One of humanity’s fiercest enemies in the modern world is without a doubt this terrible malady, which has caused an endless number of deaths and suffering; while news and developments in treatment appear every day, there is still no safe receipe for curing it. However, if things get bad, there is now a new technique that allows a more precise operation, which involves less risks.
Today, cancer surgeons operate blindfolded, with no clear way of knowing if they have removed the damaged tissue (and all of it), which is the most important element in this kind of surgery. Researchers in Massachusetts reported that they have found a way to correct this, by a new imaging system that highlights cancerous tissue located in the body, thus aiding the doctors see exactly what they are doing.
This research shows promise for a number of diseases, which include breast, prostate, and lung cancer, whose tumor boundaries can be difficult to track at advanced stages.
“This technique is really the first time that cancer surgeons can see structures that are otherwise invisible, providing true image-guided surgery,” says project director John Frangioni, M.D., Ph.D., of Beth Israel Deaconess Medical Center (BIDMC) in Boston and co-director of its Center for Imaging Technology and Molecular Diagnostics. “If we’re able to see cancer, we have a chance of curing it.”

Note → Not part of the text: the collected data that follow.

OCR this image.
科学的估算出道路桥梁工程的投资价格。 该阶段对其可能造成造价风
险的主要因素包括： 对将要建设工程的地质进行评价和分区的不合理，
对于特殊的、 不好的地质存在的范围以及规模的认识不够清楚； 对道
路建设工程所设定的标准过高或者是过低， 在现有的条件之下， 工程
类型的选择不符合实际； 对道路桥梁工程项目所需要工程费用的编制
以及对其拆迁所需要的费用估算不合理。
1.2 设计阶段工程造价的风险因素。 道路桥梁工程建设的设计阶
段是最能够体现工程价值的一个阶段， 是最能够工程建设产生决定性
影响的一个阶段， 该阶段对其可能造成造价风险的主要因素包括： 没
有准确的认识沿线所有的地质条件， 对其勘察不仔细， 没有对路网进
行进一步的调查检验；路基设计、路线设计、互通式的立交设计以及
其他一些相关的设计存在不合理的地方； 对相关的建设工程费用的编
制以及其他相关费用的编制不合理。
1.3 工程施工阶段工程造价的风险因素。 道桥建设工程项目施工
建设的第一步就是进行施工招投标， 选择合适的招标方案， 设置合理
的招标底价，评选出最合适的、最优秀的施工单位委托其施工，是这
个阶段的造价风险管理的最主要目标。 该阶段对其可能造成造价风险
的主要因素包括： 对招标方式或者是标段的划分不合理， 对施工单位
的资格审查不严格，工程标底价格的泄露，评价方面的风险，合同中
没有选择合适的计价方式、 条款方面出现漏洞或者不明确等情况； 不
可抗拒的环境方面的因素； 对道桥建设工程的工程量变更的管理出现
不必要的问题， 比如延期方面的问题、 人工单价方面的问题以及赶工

The system uses chemycal dies, which are designed to colour just particular damaged areas, which are invisible to the human eye. The computerized technique also gives them the chance of controling the viewing angle and magnify the tissue.
“The future of the technology now is really in the chemistry,” Frangioni says. “We have to develop agents for specific tumors, nerves or blood vessels we’re trying to visualize.”